Based on CMS inspection data, SAN MATEO MEDICAL CENTER D/P SNF has documented safety concerns. Inspectors have issued 3 Immediate Jeopardy citations (the most serious violation level indicating risk of serious injury or death). The facility has a 1-star overall rating and ranks #100 of 100 nursing homes in California. Families considering this facility should ask detailed questions about what corrective actions have been taken since these incidents.

Do Nurses at San Mateo Medical Center D/P Snf Stick Around?

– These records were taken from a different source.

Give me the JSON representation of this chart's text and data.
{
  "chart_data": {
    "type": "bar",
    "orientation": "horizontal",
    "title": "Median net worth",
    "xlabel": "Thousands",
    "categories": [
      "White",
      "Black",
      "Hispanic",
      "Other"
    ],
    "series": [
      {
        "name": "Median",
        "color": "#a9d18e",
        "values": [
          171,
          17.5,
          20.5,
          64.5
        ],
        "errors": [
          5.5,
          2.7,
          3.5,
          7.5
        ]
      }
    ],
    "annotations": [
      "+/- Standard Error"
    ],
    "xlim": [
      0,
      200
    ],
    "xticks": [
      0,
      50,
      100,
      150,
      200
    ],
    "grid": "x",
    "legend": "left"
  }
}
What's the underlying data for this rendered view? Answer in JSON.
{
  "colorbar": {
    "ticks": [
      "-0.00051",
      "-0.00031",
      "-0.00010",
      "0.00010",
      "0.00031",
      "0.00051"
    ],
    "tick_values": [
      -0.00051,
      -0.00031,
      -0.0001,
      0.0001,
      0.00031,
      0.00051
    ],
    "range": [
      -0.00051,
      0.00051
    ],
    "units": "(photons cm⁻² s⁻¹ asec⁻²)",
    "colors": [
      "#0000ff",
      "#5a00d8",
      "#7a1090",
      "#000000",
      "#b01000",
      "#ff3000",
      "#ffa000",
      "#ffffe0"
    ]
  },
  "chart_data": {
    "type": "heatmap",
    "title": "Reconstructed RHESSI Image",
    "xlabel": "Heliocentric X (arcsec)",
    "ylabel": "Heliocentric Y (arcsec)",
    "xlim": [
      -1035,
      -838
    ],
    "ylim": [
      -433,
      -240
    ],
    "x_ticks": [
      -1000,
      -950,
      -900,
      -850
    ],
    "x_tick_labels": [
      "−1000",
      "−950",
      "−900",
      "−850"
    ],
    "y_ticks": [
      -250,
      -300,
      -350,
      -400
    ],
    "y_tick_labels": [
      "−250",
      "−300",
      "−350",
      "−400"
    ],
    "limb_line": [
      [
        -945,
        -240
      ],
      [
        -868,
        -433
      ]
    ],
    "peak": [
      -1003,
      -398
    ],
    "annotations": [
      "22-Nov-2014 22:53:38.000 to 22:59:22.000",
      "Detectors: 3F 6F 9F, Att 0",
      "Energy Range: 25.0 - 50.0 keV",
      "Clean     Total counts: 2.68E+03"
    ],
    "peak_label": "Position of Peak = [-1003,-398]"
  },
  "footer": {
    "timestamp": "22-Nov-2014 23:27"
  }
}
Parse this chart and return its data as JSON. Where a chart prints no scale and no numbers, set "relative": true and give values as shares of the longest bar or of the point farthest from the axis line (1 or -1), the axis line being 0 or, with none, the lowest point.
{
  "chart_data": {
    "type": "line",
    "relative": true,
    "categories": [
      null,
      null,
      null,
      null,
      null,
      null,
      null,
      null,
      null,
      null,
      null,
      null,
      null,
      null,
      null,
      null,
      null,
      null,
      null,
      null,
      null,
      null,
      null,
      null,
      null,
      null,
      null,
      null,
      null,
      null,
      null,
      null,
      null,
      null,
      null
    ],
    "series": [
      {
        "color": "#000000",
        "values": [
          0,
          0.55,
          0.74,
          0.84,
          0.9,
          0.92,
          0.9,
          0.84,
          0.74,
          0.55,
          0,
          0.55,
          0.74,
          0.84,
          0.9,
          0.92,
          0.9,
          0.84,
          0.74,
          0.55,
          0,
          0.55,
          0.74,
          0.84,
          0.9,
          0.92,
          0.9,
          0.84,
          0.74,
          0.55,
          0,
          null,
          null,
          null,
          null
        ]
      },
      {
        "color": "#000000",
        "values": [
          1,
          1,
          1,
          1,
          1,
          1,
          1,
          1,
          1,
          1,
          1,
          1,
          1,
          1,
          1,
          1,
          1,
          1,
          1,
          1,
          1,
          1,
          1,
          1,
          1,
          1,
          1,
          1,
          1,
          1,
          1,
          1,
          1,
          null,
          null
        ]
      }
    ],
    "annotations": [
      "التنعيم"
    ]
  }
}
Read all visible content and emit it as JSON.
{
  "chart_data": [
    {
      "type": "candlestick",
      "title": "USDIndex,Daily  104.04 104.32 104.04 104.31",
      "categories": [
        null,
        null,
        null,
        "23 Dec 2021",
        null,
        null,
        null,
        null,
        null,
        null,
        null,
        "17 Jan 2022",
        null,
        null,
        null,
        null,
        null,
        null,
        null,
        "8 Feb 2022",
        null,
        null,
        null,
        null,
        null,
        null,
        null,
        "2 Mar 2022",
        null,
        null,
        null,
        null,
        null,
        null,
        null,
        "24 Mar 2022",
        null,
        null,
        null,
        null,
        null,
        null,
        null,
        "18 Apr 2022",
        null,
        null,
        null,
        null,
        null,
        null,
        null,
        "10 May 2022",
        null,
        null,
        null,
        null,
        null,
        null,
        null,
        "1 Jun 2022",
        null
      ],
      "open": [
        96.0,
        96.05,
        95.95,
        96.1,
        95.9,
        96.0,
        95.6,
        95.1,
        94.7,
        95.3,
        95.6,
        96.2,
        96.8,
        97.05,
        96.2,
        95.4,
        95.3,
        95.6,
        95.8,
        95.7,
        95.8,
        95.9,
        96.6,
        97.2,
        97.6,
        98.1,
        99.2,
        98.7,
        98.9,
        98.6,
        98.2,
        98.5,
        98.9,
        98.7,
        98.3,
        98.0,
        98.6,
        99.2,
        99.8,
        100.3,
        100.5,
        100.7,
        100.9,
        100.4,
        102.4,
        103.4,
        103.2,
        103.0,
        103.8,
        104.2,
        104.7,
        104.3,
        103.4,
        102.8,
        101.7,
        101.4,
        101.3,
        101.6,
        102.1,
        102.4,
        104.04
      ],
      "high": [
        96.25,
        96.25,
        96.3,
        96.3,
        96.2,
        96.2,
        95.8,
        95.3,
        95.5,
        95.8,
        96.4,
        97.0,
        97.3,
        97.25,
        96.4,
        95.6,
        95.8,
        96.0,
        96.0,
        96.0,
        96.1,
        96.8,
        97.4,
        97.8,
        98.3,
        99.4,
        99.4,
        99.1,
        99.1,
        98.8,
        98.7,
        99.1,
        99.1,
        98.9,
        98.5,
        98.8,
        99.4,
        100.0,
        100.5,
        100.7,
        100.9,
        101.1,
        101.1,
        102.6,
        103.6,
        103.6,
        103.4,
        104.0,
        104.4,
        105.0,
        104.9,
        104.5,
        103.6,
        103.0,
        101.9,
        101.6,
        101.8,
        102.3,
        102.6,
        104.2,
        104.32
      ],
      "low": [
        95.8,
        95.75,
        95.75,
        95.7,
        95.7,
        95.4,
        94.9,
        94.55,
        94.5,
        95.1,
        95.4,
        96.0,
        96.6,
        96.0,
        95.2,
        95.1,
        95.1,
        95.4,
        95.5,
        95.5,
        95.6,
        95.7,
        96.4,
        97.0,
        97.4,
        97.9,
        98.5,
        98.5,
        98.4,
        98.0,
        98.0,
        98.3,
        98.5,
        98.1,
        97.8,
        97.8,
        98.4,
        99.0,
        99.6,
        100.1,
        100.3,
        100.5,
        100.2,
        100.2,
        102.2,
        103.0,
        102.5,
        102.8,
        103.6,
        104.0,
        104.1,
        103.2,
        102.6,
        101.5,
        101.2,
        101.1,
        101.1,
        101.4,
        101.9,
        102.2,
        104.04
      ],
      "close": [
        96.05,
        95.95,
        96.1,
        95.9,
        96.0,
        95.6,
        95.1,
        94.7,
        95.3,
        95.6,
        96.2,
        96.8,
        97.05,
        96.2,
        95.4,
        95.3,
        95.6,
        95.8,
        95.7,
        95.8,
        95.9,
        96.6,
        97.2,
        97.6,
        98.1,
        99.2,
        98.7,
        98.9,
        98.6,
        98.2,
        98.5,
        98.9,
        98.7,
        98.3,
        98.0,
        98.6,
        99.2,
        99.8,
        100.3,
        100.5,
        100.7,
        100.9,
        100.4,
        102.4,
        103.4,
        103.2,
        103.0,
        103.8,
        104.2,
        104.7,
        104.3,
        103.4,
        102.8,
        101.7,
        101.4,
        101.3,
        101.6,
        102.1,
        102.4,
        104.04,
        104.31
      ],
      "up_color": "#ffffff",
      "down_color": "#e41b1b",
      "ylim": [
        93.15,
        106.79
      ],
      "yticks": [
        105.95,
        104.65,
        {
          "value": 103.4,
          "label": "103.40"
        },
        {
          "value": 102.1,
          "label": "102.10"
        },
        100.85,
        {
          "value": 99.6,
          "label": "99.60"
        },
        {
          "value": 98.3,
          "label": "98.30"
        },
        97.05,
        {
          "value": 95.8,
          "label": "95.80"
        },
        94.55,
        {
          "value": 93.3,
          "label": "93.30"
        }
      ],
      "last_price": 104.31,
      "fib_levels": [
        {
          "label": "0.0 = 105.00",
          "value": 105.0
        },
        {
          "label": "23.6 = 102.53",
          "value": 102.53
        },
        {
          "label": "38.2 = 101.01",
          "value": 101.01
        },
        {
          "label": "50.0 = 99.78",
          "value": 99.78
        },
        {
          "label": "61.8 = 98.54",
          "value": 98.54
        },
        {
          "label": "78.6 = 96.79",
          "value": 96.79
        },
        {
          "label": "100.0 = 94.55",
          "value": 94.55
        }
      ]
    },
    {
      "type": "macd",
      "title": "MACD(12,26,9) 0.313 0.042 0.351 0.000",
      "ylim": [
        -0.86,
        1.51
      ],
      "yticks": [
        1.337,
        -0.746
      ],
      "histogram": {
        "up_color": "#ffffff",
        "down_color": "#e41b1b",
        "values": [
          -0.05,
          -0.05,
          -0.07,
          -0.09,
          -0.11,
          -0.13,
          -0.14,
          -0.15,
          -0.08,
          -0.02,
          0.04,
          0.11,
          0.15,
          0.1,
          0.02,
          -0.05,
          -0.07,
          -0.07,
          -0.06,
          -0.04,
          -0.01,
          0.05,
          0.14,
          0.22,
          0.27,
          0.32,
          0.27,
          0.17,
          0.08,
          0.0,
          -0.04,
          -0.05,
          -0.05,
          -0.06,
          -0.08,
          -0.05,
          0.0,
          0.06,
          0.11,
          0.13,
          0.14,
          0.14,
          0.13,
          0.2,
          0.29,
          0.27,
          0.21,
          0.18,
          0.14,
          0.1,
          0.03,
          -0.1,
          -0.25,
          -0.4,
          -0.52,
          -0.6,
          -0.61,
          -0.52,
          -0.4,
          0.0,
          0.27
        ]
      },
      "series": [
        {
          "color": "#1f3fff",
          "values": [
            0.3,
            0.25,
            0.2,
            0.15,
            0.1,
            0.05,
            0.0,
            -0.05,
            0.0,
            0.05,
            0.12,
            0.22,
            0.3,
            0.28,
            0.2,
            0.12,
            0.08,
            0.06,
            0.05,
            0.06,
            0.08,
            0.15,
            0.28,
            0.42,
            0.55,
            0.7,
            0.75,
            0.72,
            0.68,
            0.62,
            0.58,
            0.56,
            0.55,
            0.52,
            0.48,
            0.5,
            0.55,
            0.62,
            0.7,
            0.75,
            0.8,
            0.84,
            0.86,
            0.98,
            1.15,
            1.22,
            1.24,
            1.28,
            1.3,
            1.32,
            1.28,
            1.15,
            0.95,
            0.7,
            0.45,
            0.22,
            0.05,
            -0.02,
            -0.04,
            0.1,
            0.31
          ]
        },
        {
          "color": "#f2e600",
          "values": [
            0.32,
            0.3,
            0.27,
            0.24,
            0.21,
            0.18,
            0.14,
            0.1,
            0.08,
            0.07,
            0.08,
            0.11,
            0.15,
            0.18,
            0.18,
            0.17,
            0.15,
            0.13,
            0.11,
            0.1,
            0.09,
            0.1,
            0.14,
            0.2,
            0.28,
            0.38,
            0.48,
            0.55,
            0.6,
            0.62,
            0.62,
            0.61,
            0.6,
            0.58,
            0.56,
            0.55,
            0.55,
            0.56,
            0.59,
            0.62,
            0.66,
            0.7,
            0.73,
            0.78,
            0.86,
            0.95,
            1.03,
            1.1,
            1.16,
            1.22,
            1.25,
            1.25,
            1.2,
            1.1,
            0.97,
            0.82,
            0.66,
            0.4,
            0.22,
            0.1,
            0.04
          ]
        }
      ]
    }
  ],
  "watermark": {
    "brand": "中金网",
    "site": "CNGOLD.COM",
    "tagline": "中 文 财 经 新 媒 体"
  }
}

SAN MATEO MEDICAL CENTER D/P SNF has not reported staff turnover data to CMS. Staff turnover matters because consistent caregivers learn residents' individual needs, medications, and preferences. When staff frequently change, this institutional knowledge is lost. Families should ask the facility directly about their staff retention rates and average employee tenure.

Was San Mateo Medical Center D/P Snf Ever Fined?

SAN MATEO MEDICAL CENTER D/P SNF has been fined $152,052 across 4 penalty actions. This is 4.4x the California average of $34,599. Fines at this level are uncommon and typically indicate a pattern of serious deficiencies, repeated violations, or failure to correct problems promptly. CMS reserves penalties of this magnitude for facilities that pose significant, documented risk to resident health or safety. Families should request specific documentation of what issues led to these fines and what systemic changes have been implemented.

Is San Mateo Medical Center D/P Snf on Any Federal Watch List?

SAN MATEO MEDICAL CENTER D/P SNF is not on any federal watch list. The most significant is the Special Focus Facility (SFF) program, which identifies the bottom 1% of nursing homes nationally based on persistent, serious quality problems. Not being on this list means the facility has avoided the pattern of deficiencies that triggers enhanced federal oversight. This is a positive indicator, though families should still review the facility's inspection history directly.